Corrado Morra tiene una lezione di sceneggiatura alla FnacIeri. Primo pomeriggio. Il caldo indelebile della città di questo autunno pieno di calura e polvere. Terzo appuntamento della Scuola di cinema Pigrecoemme alla Fnac di Napoli. E tocca a me: presentazione del corso di sceneggiatura. Due i temi: come funziona una storia, l’idea di partenza di una fabula e il contesto assiologico, (eh, lo so che è brutta questa parola qui, ma fa perfettamente il punto) da una parte e l’obbligo della mostrazione (eh, sì, lo so che questa è ancora più orrenda, ma – perdonatemi – il fatto è che Deleuze è così dannatamente hype!) dall’altra.
La saletta è piccola, ma decisamente carina e bene attrezzata: proiettore, lettore dvd (discorso a parte meriterebbe l’involontaria comica finale di un mio goffo tentativo di far partire Psycho), un satanico microfono che una volta impugnato mi trasforma immediatamente e terribilmente in Julio Iglesias (non si scappa: la mia generazione, con un microfono in mano, prende automaticamente ed inesorabilmente la posa languida – mano morbida appoggiata sul cuore, ecco – del pirata-signore ispanico), pubblico attento e curioso.
Prima fa caldo. Poi no. Tra le stalattiti e le slugline, m i accorgo che l’aria condizionata è perfetta per qualsiasi remake di Dersu Uzala.
Due metri più in là, mentre sono ancora sul palco, scorgo una mia vecchia amica che, fuori della saletta, sta visitando, lì alla Fnac, la bella mostra fotografica lì allestita. Non la saluto.
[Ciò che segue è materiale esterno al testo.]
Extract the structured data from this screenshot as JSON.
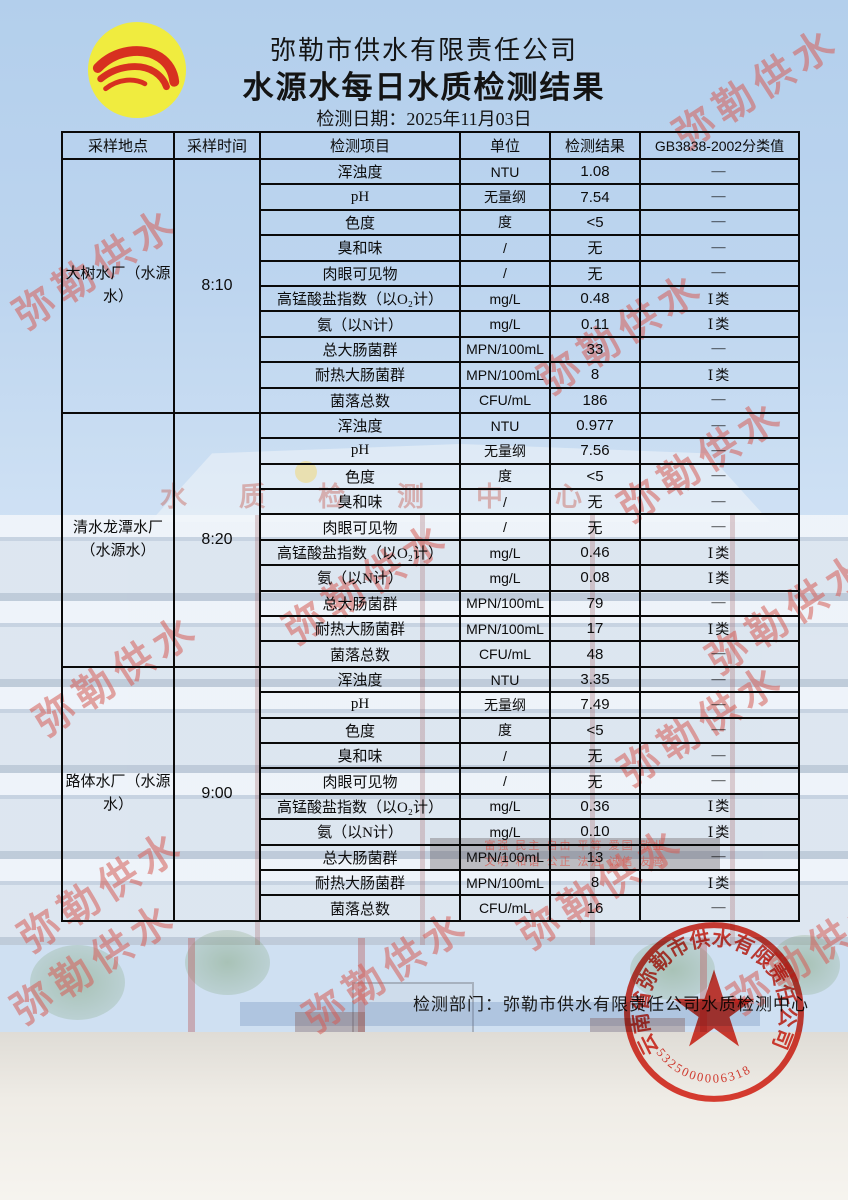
{
  "page": {
    "company": "弥勒市供水有限责任公司",
    "title": "水源水每日水质检测结果",
    "date": "检测日期：2025年11月03日"
  },
  "table": {
    "headers": [
      "采样地点",
      "采样时间",
      "检测项目",
      "单位",
      "检测结果",
      "GB3838-2002分类值"
    ],
    "sections": [
      {
        "location": "大树水厂（水源水）",
        "time": "8:10",
        "rows": [
          {
            "item": "浑浊度",
            "unit": "NTU",
            "result": "1.08",
            "cls": "—"
          },
          {
            "item": "pH",
            "unit": "无量纲",
            "result": "7.54",
            "cls": "—"
          },
          {
            "item": "色度",
            "unit": "度",
            "result": "<5",
            "cls": "—"
          },
          {
            "item": "臭和味",
            "unit": "/",
            "result": "无",
            "cls": "—"
          },
          {
            "item": "肉眼可见物",
            "unit": "/",
            "result": "无",
            "cls": "—"
          },
          {
            "item": "高锰酸盐指数（以O₂计）",
            "unit": "mg/L",
            "result": "0.48",
            "cls": "Ⅰ类"
          },
          {
            "item": "氨（以N计）",
            "unit": "mg/L",
            "result": "0.11",
            "cls": "Ⅰ类"
          },
          {
            "item": "总大肠菌群",
            "unit": "MPN/100mL",
            "result": "33",
            "cls": "—"
          },
          {
            "item": "耐热大肠菌群",
            "unit": "MPN/100mL",
            "result": "8",
            "cls": "Ⅰ类"
          },
          {
            "item": "菌落总数",
            "unit": "CFU/mL",
            "result": "186",
            "cls": "—"
          }
        ]
      },
      {
        "location": "清水龙潭水厂（水源水）",
        "time": "8:20",
        "rows": [
          {
            "item": "浑浊度",
            "unit": "NTU",
            "result": "0.977",
            "cls": "—"
          },
          {
            "item": "pH",
            "unit": "无量纲",
            "result": "7.56",
            "cls": "—"
          },
          {
            "item": "色度",
            "unit": "度",
            "result": "<5",
            "cls": "—"
          },
          {
            "item": "臭和味",
            "unit": "/",
            "result": "无",
            "cls": "—"
          },
          {
            "item": "肉眼可见物",
            "unit": "/",
            "result": "无",
            "cls": "—"
          },
          {
            "item": "高锰酸盐指数（以O₂计）",
            "unit": "mg/L",
            "result": "0.46",
            "cls": "Ⅰ类"
          },
          {
            "item": "氨（以N计）",
            "unit": "mg/L",
            "result": "0.08",
            "cls": "Ⅰ类"
          },
          {
            "item": "总大肠菌群",
            "unit": "MPN/100mL",
            "result": "79",
            "cls": "—"
          },
          {
            "item": "耐热大肠菌群",
            "unit": "MPN/100mL",
            "result": "17",
            "cls": "Ⅰ类"
          },
          {
            "item": "菌落总数",
            "unit": "CFU/mL",
            "result": "48",
            "cls": "—"
          }
        ]
      },
      {
        "location": "路体水厂（水源水）",
        "time": "9:00",
        "rows": [
          {
            "item": "浑浊度",
            "unit": "NTU",
            "result": "3.35",
            "cls": "—"
          },
          {
            "item": "pH",
            "unit": "无量纲",
            "result": "7.49",
            "cls": "—"
          },
          {
            "item": "色度",
            "unit": "度",
            "result": "<5",
            "cls": "—"
          },
          {
            "item": "臭和味",
            "unit": "/",
            "result": "无",
            "cls": "—"
          },
          {
            "item": "肉眼可见物",
            "unit": "/",
            "result": "无",
            "cls": "—"
          },
          {
            "item": "高锰酸盐指数（以O₂计）",
            "unit": "mg/L",
            "result": "0.36",
            "cls": "Ⅰ类"
          },
          {
            "item": "氨（以N计）",
            "unit": "mg/L",
            "result": "0.10",
            "cls": "Ⅰ类"
          },
          {
            "item": "总大肠菌群",
            "unit": "MPN/100mL",
            "result": "13",
            "cls": "—"
          },
          {
            "item": "耐热大肠菌群",
            "unit": "MPN/100mL",
            "result": "8",
            "cls": "Ⅰ类"
          },
          {
            "item": "菌落总数",
            "unit": "CFU/mL",
            "result": "16",
            "cls": "—"
          }
        ]
      }
    ]
  },
  "footer": {
    "department": "检测部门：弥勒市供水有限责任公司水质检测中心"
  },
  "seal": {
    "company": "云南省弥勒市供水有限责任公司",
    "number": "5325000006318"
  },
  "watermark": {
    "text": "弥勒供水"
  },
  "background": {
    "building_sign": "水质检测中心",
    "led_line1": "富强 民主 自由 平等 爱国 敬业",
    "led_line2": "文明 和谐 公正 法治 诚信 友善"
  },
  "colors": {
    "seal_red": "#e02417",
    "watermark_pink": "#d65c56",
    "logo_yellow": "#f0ec3f",
    "logo_red": "#d73020",
    "sky_blue": "#b3cfec",
    "table_border": "#0a0a0a"
  }
}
Il discorso va sulle due strategie di ogni sceneggiatore: la drammaturgia della messinscena e del dialogico. Una ragazza del pubblico fa le domande giuste sull’ambiguità “cinematografica” del dialogico tirando in ballo l’antica querelle tra vero e verosimile. Ma la giovane la sa lunga e azzecca subito la citazione giusta tirando in ballo il santo Graal di chiunque il cinema lo voglia capire veramente e pure fare sul serio: “Il cinema secondo Hitchcock“, famosa e mai sufficientemente celebrata intervista al maestro inglese ad opera di François Truffaut. Le do ragione su tutta la linea (e come dare torto a Truffaut su qualcosa?) e, più o meno, senza altri turning point mozzafiato, l’appuntamento volge al termine. Il pubblico mi sembra soddisfatto. Almeno io lo sono, in maniera direttamente proporzionale al mio livello di assideramento.
Ho ancora un po’ di tempo. Scendo al piano di sotto. Compro un disco di Arthur Sullivan. Il “Pineapple Poll”. Ricordo che, ad un certo punto, da qualche parte lì dentro ci dovrebbe essere un movimento perfetto per la sequenza finale del film che, son due anni ormai, sto scrivendo. Si chiama “Il nome dei fiori”. Ma questa chiaramente, come sempre, è un’altra storia.